Zombieland (Ruben Fleischer, 2009). This is an enjoyable zombie movie, with some of the feel of Edgar Wright's films. The zombies are MacGuffins ... this is actually a road movie, with Woody Harrelson playing the grownup. All four of the main cast are good (including Jesse Eisenberg, Emma Stone, and Abigail Breslin), but it's Harrelson who walks away with the film as a badass with a Twinkie obsession. There's also a great cameo ... most reviews I've read tell you who the person is, but that seems wrong in a spoiler-ish way, so on the off chance you haven't seen this nine-year-old movie, trust me, you'll like the cameo.
Amy S. Weber is new to me. She comes out of advertising and educational films, and A Girl Like Her is only her second feature. The movie starts out looking like it will be the story of a victim of bullying who tries to kill herself, but the focus gradually changes to the bully herself. Weber has said that she wanted us to understand that bullying grows out of pain, that the victim is not the only person who is hurting. Weber does a good job of balancing this out ... she never lets us forget the victim.

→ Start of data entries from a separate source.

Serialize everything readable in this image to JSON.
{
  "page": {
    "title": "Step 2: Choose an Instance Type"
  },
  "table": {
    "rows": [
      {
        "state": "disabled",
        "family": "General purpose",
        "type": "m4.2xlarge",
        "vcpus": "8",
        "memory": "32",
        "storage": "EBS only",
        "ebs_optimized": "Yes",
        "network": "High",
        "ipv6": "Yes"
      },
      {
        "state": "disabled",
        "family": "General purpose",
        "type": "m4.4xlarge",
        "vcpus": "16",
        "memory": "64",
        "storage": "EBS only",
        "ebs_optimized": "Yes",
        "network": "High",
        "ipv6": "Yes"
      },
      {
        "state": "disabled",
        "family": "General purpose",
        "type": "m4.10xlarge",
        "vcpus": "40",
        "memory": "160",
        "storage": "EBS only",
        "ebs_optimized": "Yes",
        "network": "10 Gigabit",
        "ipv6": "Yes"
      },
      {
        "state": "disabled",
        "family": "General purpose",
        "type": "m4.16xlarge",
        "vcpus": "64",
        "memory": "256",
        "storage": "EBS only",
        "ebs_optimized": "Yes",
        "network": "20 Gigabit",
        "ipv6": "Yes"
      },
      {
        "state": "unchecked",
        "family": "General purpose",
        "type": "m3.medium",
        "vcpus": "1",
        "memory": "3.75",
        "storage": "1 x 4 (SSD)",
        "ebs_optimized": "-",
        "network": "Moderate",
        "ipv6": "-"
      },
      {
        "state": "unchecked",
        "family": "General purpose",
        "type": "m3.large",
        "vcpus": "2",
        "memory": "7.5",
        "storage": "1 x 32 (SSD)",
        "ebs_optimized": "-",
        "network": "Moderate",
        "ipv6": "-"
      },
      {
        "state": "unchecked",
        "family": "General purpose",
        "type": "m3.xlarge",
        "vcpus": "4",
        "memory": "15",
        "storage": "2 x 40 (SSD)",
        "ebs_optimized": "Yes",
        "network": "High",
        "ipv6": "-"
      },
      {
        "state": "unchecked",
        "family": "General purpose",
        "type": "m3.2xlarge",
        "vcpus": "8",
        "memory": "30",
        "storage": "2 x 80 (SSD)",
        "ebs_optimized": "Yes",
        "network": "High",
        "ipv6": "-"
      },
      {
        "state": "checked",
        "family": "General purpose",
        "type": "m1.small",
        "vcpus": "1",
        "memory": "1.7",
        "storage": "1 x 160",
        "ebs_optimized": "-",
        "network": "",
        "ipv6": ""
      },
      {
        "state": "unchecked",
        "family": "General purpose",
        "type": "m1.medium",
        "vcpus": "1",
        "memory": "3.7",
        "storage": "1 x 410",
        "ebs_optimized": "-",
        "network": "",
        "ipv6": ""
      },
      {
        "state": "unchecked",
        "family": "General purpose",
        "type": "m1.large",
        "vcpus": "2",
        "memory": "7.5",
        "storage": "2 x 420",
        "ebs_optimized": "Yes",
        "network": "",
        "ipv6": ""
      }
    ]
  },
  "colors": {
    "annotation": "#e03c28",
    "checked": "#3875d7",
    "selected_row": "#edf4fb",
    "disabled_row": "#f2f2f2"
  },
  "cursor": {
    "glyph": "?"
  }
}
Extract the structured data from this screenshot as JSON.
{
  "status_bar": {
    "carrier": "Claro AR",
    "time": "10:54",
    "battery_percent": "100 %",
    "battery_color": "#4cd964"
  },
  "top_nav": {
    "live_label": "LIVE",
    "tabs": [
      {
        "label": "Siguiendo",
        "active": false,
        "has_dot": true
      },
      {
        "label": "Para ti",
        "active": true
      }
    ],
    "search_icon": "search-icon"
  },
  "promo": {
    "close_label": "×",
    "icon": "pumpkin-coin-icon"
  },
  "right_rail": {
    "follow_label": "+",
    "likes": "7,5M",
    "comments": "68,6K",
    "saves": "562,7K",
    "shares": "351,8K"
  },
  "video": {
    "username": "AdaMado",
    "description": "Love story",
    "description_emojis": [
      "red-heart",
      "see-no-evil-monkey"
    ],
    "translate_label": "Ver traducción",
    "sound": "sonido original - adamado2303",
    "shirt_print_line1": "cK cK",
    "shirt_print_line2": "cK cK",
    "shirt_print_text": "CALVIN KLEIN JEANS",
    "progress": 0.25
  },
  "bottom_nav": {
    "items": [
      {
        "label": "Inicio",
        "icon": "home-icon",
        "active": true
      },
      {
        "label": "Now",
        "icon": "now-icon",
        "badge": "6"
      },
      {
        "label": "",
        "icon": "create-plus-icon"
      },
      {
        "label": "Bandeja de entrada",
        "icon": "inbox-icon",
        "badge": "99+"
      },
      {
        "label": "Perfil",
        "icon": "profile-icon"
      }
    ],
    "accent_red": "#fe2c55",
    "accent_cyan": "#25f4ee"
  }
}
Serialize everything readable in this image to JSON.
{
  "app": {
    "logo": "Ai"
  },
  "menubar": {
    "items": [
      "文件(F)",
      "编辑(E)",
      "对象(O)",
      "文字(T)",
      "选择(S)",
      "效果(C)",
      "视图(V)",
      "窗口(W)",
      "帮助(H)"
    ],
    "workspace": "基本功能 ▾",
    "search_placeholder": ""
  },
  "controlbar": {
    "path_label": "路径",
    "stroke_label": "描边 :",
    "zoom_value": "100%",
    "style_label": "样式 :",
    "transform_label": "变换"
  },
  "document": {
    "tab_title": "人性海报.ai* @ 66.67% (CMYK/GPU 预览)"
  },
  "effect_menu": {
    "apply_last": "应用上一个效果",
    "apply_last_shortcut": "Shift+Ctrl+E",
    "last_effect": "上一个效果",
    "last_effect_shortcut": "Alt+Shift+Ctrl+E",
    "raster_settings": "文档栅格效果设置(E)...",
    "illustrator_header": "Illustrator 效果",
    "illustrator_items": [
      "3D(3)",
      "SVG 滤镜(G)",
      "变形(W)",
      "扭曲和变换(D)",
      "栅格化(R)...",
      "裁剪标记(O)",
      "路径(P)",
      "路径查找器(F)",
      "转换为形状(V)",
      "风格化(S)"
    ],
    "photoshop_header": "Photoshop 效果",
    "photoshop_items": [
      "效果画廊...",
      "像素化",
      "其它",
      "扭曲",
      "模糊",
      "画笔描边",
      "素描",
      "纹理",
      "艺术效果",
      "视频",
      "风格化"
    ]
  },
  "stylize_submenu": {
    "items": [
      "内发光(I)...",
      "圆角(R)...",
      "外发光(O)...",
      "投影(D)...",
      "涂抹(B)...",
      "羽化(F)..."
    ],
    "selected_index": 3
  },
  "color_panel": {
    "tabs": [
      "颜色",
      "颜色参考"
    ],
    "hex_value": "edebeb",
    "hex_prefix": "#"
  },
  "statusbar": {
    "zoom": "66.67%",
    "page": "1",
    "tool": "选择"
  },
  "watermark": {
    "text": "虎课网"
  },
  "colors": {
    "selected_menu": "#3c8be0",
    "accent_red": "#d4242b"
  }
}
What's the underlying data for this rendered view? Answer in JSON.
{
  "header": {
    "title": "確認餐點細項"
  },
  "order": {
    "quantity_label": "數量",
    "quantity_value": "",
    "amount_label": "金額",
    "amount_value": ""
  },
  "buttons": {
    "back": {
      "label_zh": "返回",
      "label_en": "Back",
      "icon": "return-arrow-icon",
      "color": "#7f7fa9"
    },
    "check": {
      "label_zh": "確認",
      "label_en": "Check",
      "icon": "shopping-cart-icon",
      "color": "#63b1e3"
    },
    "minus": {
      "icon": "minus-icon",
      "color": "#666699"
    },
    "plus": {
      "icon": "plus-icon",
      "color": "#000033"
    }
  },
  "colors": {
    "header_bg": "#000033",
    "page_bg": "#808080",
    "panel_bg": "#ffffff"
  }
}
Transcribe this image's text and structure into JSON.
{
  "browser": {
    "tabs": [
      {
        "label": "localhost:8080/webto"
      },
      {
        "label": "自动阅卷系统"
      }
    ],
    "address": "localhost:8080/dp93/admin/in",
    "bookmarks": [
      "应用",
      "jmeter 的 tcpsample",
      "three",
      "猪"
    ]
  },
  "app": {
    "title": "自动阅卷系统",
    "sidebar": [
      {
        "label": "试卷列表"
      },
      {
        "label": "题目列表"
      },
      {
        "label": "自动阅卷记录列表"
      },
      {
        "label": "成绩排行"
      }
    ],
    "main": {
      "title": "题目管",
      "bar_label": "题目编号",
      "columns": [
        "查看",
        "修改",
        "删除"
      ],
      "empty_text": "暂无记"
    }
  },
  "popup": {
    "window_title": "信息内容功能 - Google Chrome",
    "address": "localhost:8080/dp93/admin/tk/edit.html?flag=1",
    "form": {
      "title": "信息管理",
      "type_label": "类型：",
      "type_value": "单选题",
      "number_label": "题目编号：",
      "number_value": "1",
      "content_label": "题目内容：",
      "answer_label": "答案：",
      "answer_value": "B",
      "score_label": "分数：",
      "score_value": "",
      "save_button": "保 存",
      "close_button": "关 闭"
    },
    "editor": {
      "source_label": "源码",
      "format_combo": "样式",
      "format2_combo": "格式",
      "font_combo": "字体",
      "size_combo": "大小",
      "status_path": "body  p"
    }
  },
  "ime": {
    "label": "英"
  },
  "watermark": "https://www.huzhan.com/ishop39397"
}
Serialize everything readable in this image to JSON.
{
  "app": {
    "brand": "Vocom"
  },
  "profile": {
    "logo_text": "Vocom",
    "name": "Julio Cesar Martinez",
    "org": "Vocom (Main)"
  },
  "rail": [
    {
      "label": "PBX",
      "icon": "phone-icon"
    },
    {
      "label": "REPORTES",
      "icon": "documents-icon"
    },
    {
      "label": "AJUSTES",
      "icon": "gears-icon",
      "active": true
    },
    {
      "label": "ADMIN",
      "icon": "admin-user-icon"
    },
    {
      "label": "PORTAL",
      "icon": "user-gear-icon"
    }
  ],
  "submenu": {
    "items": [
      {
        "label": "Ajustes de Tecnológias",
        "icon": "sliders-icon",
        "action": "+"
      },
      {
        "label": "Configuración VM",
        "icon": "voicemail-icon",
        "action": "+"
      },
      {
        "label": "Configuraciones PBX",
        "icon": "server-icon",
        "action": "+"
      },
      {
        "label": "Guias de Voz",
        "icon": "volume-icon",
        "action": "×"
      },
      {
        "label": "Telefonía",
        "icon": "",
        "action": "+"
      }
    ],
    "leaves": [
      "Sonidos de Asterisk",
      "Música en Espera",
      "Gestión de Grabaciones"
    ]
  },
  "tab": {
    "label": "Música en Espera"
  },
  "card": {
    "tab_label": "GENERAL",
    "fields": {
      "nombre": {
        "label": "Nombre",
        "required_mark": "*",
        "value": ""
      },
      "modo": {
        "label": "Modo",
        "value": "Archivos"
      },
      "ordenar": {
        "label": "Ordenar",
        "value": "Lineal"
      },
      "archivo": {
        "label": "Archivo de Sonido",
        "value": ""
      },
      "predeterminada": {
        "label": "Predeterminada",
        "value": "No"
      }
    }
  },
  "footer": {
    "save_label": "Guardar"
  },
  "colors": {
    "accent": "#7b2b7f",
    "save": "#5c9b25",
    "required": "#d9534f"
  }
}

And she gets very good acting out of her three main performers, Lexi Ainsworth as Jessica who is bullied, Hunter King as Avery, the bully, and Jimmy Bennett as Jessica's friend Brian. (They are not amateurs ... Ainsworth and King have both won Emmys for their work on soap operas, and Bennett has been piling up acting credits since 2002.) To the extent that Weber wants us to feel the pain of the bully, she succeeds.
But there are serious problems with her approach. The film started as a documentary project, where youngsters would go to their schools wearing hidden cameras to show what their lives were "really" like. Gradually the documentary became a fictional narrative film, but Weber chose to retain the cameras, making A Girl Like Her more like a reality show than a fictional movie. The "found footage" makes up a good part of A Girl Like Her, and it is effective. But Weber also creates a character for herself, a documentary filmmaker named Amy, who gets permission from Jessica's parents to film their lives (the high school also gives her access). The secret footage from Jessica's hidden camera is important, but the rest seems squeezed in ... it's more distracting than illuminating. The character "Amy" also becomes the bully's confidant, which adds a creepiness that detracts from the attempt to show us that bullies are people, too. In essence, I never understood why the documentary angle was part of the movie. It allows for the big scene when Avery is confronted with her behavior, but I wish they had found a different way to give us that scene. "Amy" is far too important for a story about three high-schoolers. (The website for the film includes a couple of videos of "Amy" interviewing "Avery", "Jessica", and "Brian" showing how the characters are doing, a few months down the road. For me, it's several steps too far, but in fairness, it seems that many have been affected by the movie and what I see as its excesses.)
A Girl Like Her would be better as an hour-long afterschool special, with the documentary stuff eliminated. As is, it's just an interesting try.